As a local youth filmed the activities, one of the paid gang members attempted to wrestle the equipment from him, which resulted in a scuffle. Local landowners watch helplessly as the excavators linger in the background of a devastating plantation; seeing them lamenting their loss is a harrowing sight.

This is a grim situation, especially in a community where, according to a World Food Programme (WFP) report published just over four weeks ago, 93% of people are food-insecure; they rely on their plantations to buy food for their families.
In another village, Kongo-Nannie, a group of youths filmed the community river, Monday, which is polluted beyond use. As the voiceover in the film explains, this is where they used to get drinking water from, and where they used to fish, bathe, and wash their clothes.

Evidence collected from field activities is now being submitted in a report to the UK Prime Minister, Boris Johnson. The report asks the UK Foreign Office to intervene.

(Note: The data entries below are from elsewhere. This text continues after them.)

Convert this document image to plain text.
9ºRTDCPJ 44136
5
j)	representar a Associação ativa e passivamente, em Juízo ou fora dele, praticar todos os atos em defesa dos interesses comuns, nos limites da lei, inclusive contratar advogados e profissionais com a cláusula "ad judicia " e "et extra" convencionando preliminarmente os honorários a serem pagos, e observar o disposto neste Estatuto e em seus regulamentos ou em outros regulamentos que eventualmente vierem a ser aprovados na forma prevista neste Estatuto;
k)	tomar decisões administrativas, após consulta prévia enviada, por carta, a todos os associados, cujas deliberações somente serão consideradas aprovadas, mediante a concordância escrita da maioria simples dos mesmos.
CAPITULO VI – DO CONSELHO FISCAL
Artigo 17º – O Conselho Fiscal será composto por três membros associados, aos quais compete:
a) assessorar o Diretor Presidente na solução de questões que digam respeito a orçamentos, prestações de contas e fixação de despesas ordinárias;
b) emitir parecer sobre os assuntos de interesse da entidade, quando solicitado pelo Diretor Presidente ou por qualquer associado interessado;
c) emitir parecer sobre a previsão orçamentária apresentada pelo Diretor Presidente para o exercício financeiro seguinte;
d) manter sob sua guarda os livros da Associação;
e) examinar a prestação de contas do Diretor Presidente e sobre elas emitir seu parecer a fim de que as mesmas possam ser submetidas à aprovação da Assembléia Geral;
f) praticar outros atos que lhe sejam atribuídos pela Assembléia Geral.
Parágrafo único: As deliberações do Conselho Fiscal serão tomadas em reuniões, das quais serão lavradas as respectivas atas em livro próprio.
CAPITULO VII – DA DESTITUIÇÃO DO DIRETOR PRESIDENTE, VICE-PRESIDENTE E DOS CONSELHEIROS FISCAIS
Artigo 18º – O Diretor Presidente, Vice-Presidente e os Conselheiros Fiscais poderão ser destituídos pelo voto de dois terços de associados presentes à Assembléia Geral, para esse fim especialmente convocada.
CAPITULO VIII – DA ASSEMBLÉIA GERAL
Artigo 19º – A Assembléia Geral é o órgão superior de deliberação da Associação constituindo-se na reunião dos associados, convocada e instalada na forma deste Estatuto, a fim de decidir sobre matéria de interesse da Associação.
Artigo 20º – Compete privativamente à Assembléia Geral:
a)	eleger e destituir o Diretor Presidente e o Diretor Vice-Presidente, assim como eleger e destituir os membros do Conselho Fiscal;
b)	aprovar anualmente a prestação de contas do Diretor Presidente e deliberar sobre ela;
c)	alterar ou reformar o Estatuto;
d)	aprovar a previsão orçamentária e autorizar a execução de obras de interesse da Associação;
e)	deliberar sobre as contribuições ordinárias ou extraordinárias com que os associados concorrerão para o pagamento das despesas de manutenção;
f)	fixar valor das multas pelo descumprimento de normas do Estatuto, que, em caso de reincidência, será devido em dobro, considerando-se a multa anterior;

A UK rights group involved in the process is also proposing an investigation into the killing of a youth in Gbongboma village, which the Sierra Leone Government has so far refused to undertake. Both the US Embassy and Amnesty International have also been informed.

As civil society entities lie impotent and seem irrecuperable, what we are witnessing in Sierra Leone is a gradual degeneration of the country into a malignant autocracy powered by baleful corruption and inadequacy at the very heart of the country’s leadership. That is an ill wind that blows nobody any good.